Boyoung Chang teaches in the Department of East Asian Studies at the University of Alberta. Chang's research focuses on photography and art created in and about modern and contemporary Korea. Chang has published articles about the visualization of Korea, including “When Photographs Refuse to Speak: Oh Heinkuhn's Gwangju Story” (2022), and “De/Bordering Korea: North Korea Represented in Liminal Space” (2023).
Pamela N. Corey teaches in the Art and Media Studies program at Fulbright University Vietnam in Ho Chi Minh City. She is the author of The City in Time: Contemporary Art and Urban Form in Vietnam and Cambodia (2021). She was the guest coeditor of “On Modern and Contemporary Cambodian Art and Aesthetics,” a special issue of Udaya: Journal of Khmer Studies (2014), and “Voice as Form,” a special issue of Oxford Art Journal (2020).
Iftikhar Dadi teaches in Cornell University's Department of History of Art. He is the author of Lahore Cinema: Between Realism and Fable (2022) and Modernism and the Art of Muslim South Asia (2010). He is the editor of The Lahore Biennale Reader 01 (2022) and Anwar Jalal Shemza (2015). Dadi coedited The Art and Architecture of Migration and Discrimination: Pakistan, Turkey and Their European Diasporas (2023); Lines of Control: Partition as a Productive Space (2012); and Unpacking Europe: Towards a Critical Reading (2001). He also curated Pop South Asia (2022) at the Sharjah Art Foundation. As an artist, Iftikhar Dadi collaborates with Elizabeth Dadi.
Lalitha Gopalan teaches in the Department of Radio-Television-Film at the University of Texas at Austin. Her books include Cinemas Dark and Slow in Digital India (2021); Cinema of Interruptions: Action Genres in Contemporary Indian Cinema (2002); Bombay (2005); and the edited volume The Cinema of India (2010).

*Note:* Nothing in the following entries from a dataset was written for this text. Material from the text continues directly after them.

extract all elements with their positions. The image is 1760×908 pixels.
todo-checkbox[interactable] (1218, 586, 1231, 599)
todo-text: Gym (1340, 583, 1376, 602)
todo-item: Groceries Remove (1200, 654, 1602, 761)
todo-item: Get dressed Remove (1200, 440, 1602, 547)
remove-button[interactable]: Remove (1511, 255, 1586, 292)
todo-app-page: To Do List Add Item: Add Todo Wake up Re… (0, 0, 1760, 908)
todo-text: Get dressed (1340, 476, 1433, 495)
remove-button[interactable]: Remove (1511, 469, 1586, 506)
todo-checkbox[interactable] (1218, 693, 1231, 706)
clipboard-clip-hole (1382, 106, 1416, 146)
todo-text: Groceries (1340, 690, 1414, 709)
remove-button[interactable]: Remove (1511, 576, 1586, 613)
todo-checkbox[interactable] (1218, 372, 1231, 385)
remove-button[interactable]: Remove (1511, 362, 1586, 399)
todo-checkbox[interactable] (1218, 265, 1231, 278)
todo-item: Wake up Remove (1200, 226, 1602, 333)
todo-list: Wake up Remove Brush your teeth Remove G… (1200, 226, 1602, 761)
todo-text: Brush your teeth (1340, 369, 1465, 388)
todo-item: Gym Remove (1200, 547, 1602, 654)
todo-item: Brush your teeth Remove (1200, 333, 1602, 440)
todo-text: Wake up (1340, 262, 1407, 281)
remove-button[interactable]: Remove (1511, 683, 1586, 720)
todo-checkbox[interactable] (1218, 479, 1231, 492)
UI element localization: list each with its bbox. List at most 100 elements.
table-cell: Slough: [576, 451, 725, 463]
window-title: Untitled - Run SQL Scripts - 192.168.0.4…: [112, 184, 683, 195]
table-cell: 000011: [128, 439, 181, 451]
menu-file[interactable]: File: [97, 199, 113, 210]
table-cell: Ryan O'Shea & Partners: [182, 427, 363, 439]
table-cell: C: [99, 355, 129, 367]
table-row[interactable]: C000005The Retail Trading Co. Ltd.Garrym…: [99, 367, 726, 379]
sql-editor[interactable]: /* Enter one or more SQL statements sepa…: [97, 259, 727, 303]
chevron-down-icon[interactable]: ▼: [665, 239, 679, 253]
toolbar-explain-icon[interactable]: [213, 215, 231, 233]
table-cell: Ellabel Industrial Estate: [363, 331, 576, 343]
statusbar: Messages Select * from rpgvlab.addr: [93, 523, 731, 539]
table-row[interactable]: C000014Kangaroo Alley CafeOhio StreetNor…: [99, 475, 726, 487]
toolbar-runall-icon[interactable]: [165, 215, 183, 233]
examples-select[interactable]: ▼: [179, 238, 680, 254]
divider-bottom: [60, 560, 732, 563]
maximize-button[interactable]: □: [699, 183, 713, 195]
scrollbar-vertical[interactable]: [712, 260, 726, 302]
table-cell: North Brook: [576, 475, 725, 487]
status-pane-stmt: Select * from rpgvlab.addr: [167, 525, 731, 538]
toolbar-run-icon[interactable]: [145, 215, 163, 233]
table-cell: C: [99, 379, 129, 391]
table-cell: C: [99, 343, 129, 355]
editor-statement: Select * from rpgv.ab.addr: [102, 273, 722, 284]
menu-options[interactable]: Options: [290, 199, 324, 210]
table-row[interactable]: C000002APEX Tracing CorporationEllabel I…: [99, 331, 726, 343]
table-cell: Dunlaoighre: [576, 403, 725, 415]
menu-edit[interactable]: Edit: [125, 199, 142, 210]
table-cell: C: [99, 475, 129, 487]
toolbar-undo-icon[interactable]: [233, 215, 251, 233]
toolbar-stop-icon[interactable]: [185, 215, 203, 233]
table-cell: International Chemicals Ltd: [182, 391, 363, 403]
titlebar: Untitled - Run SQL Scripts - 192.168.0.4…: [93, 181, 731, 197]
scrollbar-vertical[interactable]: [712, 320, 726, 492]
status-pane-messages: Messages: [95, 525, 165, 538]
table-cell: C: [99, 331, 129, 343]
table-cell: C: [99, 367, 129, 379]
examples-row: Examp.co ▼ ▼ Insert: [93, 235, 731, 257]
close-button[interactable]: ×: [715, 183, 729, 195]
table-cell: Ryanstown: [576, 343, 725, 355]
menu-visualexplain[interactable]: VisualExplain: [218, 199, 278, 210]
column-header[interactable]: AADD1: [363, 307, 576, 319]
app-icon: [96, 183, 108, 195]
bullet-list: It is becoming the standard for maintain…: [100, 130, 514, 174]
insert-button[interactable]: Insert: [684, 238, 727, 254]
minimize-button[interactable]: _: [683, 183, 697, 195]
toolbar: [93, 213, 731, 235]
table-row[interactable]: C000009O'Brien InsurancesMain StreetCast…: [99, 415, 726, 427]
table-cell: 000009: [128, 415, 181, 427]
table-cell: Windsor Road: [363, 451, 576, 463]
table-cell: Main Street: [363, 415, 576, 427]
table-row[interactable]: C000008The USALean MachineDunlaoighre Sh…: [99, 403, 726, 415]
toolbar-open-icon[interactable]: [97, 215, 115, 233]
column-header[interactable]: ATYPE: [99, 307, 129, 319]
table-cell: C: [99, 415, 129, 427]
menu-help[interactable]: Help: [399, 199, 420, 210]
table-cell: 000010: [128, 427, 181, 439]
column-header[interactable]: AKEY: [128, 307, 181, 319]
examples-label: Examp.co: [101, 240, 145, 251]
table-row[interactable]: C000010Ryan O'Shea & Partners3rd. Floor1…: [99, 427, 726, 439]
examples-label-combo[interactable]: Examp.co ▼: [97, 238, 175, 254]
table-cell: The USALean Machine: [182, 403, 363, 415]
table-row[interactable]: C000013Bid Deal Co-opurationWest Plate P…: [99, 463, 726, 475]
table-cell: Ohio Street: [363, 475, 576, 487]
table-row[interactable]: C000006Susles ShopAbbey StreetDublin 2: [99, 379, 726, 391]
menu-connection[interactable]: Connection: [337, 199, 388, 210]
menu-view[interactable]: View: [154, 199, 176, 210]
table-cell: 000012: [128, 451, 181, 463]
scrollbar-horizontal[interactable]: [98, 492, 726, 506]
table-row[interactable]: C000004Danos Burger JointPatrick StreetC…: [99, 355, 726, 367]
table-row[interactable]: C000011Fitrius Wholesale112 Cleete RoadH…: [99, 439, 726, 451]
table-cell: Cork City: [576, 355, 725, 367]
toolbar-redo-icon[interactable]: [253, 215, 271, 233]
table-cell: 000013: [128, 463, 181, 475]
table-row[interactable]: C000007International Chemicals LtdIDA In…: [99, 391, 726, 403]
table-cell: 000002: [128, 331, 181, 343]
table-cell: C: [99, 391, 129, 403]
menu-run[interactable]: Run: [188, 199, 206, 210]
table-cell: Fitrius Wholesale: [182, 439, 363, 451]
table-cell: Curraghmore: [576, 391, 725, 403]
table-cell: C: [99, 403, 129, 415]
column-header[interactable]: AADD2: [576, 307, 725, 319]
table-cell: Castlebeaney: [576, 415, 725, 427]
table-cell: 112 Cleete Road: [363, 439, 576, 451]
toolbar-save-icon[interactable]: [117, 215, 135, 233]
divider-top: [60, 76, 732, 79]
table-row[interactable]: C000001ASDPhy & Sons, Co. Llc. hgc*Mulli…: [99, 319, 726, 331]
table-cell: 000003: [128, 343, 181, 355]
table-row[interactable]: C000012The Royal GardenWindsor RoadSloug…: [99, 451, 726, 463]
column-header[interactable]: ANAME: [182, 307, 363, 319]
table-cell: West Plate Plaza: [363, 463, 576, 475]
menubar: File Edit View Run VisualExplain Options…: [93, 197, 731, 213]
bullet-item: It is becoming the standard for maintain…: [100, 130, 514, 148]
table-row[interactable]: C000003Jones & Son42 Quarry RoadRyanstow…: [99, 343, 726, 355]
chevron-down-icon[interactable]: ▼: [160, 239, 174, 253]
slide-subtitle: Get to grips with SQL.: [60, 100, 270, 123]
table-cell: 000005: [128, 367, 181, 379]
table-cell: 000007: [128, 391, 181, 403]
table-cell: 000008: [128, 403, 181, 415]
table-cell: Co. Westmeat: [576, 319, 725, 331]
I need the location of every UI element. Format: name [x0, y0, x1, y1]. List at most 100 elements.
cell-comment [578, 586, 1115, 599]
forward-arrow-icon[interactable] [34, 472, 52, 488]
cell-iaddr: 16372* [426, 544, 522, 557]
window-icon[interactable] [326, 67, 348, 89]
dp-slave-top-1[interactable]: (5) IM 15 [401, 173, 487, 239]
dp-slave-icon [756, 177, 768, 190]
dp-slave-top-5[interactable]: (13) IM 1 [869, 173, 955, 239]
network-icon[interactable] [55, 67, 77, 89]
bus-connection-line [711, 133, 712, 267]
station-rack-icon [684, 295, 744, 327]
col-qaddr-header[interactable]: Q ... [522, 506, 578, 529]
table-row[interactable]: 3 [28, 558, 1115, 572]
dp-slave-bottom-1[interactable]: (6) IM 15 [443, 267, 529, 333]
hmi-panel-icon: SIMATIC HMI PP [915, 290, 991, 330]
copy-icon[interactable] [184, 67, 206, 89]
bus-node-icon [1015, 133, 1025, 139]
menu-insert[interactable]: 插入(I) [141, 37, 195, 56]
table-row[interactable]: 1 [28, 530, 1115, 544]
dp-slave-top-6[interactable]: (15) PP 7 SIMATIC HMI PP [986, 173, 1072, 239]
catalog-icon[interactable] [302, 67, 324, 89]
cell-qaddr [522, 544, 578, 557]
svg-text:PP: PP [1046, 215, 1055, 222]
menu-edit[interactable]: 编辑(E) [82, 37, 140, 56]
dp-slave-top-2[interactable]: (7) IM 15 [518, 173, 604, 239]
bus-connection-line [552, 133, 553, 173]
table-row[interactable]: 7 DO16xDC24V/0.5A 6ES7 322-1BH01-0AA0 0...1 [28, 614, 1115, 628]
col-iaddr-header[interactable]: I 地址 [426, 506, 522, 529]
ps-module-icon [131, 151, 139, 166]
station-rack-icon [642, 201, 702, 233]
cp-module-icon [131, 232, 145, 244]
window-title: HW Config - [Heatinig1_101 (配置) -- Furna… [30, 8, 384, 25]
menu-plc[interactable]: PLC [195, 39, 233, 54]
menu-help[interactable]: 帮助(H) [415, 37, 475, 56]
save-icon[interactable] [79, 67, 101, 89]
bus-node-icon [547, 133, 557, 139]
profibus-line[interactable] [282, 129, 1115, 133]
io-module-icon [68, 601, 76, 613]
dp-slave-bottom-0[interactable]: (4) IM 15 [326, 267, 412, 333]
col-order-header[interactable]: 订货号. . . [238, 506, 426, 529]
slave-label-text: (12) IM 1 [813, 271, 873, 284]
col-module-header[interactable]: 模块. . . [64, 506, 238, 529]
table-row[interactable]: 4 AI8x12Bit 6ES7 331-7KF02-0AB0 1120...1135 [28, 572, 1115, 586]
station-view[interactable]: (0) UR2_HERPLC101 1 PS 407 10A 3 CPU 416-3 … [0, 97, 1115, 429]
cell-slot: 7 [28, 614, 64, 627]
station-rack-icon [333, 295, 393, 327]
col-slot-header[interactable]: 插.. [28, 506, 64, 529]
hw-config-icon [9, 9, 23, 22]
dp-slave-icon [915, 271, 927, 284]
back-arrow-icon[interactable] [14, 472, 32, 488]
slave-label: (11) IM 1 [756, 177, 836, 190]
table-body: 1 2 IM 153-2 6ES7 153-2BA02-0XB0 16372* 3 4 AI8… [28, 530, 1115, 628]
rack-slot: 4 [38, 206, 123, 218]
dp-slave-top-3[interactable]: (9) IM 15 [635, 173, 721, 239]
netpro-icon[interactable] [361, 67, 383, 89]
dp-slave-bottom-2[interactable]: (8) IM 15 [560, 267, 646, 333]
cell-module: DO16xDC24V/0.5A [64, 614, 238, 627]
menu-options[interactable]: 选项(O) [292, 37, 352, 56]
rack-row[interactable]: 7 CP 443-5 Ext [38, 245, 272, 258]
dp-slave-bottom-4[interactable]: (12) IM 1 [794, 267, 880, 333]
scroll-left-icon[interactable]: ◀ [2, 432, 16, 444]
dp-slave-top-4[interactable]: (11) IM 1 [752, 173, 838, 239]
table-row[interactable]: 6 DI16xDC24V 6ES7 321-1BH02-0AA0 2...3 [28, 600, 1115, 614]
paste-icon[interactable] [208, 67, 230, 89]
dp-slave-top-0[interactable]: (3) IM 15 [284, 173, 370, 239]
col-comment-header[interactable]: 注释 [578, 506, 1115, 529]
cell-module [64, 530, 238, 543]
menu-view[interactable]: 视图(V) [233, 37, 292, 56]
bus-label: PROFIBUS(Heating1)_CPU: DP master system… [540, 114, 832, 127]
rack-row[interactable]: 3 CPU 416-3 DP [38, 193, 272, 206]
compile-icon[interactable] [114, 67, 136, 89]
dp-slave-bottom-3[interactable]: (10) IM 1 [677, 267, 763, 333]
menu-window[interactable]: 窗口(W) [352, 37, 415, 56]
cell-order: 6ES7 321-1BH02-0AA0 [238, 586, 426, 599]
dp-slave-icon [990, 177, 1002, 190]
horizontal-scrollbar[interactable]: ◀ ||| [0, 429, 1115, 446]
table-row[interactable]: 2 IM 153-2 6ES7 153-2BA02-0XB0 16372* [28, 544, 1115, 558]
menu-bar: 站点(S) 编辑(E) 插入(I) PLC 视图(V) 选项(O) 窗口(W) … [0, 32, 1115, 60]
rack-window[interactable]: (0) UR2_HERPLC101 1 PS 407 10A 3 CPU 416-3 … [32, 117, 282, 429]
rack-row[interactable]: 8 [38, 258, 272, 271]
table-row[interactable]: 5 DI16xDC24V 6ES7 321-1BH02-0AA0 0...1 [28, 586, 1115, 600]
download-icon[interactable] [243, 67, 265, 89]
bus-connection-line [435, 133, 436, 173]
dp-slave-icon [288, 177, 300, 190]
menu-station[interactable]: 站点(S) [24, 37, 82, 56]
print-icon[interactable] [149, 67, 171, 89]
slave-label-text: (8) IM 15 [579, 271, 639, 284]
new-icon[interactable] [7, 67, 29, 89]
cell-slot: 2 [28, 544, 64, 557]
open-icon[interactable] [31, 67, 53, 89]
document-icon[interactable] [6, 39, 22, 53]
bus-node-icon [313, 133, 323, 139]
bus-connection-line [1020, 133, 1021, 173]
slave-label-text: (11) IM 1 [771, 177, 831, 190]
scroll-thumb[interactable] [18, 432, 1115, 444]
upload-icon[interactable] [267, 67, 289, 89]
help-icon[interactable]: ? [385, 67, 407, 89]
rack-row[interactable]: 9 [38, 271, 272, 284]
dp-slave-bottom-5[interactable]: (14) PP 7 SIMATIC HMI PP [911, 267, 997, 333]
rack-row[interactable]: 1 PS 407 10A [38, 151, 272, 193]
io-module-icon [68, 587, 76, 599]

Ellen Larson teaches contemporary art from Asia in the Center for the Art of East Asia at the University of Chicago. They are also a 2024 Margaret F. Williams Memorial Art Curatorial Fellow at the Asian Art Museum of San Francisco. Larson's scholarship has appeared in many international publications, and they have curated exhibitions and cultural symposia throughout Asia and the United States.
Nancy P. Lin teaches in the Department of History of Art at Cornell University. She cocurated the exhibition Between Performance and Documentation: Contemporary Photography and Video from China (2023) at the Johnson Museum of Art. Her recent publications have been featured in Art Journal, Journal of Contemporary Chinese Art, and other edited volumes and exhibition catalogs.
Luke Robinson teaches film studies in the Faculty of Media, Arts, and Humanities at the University of Sussex. He is the author of Independent Chinese Documentary: From the Studio to the Street (2013) and the coeditor, with Chris Berry, of Chinese Film Festivals: Sites of Translation (2017). His writing has also appeared in books and journals, including DV-Made China, The New Chinese Documentary Movement, Screening China's Soft Power, Positions: Asia Cultures Critique, Screen, and Journal of Chinese Cinemas. From 2019 to 2024, he was a co-investigator on the AHRC-funded grant “Independent Cinema in China: State, Market, and Film Culture,” which helped establish the Chinese Independent Film Archive (CIFA) at Newcastle University.